On February 1, 2021, Gray Television announced that it had entered into an agreement to acquire all Quincy Media television and radio properties for $925 million in a cash transaction. This included WGEM and WGEM-FM, as well as WGEM-TV. The acquisition was completed on August 2. At the time of the acquisition, Gray's only other radio property was KTXC in Lamesa, Texas, which was in the process of being divested in an unrelated concurrent deal; by 2023, the WGEM radio stations were the only radio stations in Gray's holdings.

The AM 1440 facility went off the air June 24, 2022, after equipment failures, including the loss of WGEM's primary and backup transmitters; its programming would continue on the 98.9 translator.
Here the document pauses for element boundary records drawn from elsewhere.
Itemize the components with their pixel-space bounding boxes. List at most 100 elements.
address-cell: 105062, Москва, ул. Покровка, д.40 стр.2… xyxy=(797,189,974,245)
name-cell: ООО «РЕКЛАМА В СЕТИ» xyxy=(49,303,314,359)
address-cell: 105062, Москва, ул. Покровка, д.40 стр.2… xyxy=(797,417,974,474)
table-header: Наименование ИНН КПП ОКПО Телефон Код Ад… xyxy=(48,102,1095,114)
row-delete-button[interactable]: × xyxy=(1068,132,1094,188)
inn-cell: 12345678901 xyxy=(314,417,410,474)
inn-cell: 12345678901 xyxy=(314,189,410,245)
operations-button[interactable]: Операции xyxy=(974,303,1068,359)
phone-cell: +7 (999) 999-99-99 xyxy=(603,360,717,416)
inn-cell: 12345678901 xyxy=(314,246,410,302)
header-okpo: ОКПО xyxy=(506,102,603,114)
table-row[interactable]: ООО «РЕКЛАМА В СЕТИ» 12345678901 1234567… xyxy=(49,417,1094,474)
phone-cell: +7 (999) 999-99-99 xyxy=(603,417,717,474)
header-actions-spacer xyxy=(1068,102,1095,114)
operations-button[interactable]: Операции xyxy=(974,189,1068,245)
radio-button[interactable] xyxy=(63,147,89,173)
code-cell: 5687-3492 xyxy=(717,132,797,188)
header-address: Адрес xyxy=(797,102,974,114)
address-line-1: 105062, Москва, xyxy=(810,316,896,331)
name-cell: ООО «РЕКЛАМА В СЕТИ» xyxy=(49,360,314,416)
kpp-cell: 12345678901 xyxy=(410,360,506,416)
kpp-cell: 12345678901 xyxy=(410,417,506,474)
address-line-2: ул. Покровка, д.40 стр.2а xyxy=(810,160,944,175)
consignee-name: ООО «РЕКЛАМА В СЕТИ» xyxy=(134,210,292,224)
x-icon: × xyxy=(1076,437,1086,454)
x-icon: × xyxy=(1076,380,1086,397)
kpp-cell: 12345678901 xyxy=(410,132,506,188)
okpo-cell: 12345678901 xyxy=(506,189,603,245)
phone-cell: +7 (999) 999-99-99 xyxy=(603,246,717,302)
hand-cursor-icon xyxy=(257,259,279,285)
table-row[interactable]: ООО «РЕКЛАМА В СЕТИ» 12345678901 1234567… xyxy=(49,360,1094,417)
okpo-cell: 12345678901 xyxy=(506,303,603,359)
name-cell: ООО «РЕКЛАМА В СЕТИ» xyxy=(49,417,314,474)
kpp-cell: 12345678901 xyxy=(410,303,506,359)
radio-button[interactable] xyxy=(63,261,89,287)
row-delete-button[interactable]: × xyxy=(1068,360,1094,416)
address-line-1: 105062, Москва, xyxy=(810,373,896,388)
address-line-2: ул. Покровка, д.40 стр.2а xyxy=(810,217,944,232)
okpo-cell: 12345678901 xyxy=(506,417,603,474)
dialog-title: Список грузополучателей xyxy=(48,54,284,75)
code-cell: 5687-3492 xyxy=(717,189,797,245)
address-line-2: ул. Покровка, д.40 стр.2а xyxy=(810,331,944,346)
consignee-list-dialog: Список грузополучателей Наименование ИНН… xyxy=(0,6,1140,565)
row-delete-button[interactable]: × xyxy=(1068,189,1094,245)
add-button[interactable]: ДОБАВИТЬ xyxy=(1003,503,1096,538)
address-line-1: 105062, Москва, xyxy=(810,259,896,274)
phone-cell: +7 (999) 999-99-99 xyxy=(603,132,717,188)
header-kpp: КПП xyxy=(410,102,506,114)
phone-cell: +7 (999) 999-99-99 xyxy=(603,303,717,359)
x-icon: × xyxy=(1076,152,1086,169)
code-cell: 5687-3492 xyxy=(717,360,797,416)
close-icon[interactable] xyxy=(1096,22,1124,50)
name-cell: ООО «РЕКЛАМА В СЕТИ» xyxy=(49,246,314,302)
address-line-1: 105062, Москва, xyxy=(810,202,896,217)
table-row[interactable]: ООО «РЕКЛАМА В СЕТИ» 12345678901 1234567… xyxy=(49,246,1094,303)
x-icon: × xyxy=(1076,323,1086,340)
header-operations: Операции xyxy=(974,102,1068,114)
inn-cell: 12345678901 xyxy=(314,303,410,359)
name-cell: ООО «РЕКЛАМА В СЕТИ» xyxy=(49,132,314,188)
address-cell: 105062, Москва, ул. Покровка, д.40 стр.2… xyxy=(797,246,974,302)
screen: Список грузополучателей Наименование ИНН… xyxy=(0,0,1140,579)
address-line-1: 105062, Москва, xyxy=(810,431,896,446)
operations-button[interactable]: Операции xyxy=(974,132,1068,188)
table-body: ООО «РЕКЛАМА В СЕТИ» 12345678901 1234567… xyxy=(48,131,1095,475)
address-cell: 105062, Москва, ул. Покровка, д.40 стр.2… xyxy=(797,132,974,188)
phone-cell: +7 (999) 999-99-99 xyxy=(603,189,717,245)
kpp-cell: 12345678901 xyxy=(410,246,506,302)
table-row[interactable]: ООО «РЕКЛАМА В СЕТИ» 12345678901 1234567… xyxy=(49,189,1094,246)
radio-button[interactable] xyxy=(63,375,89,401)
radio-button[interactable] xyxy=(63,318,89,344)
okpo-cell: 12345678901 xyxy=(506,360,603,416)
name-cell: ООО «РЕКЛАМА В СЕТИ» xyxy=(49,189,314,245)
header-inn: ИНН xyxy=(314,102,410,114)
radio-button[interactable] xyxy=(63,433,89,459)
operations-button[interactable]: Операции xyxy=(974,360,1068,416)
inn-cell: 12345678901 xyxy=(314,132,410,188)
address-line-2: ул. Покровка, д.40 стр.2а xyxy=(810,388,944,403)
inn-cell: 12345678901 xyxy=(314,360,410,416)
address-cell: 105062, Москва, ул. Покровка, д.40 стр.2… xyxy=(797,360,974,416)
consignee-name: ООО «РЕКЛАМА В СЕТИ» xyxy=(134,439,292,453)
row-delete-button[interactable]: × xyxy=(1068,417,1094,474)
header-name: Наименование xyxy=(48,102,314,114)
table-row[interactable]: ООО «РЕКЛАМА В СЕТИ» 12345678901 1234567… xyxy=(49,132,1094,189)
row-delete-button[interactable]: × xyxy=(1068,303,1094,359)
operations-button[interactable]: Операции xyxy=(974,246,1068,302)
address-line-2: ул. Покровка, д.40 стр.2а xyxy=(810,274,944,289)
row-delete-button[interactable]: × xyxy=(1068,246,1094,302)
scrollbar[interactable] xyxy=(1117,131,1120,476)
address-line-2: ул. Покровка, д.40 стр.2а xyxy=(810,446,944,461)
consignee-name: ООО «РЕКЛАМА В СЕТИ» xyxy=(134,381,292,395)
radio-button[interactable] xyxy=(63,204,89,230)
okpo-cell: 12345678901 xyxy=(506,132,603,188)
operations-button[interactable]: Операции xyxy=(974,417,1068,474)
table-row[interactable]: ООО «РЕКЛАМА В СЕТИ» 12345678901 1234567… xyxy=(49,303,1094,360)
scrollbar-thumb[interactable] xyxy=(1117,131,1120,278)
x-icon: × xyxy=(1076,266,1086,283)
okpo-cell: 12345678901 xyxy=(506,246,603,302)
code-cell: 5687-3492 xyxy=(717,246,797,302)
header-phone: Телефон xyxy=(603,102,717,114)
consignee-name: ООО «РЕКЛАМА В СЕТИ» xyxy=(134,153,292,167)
On February 16, 2023, Gray Television announced that WGEM and the translator would be shut down entirely effective March 1; the sports format moved to WGEM-FM, replacing its news/talk programming. Both the AM station's and the translator's licenses were surrendered for cancellation and cancelled on March 8, 2023.

While most of WGEM's programming was relocated to WGEM-FM, the shutdown of the AM station left the Chicago Cubs, which WGEM had carried since 1985, without a radio affiliate in Quincy, with the nearest affiliates now WLDS in Jacksonville, Illinois, and KCPS in Burlington, Iowa. WGEM-FM continued its existing carriage of the St. Louis Cardinals.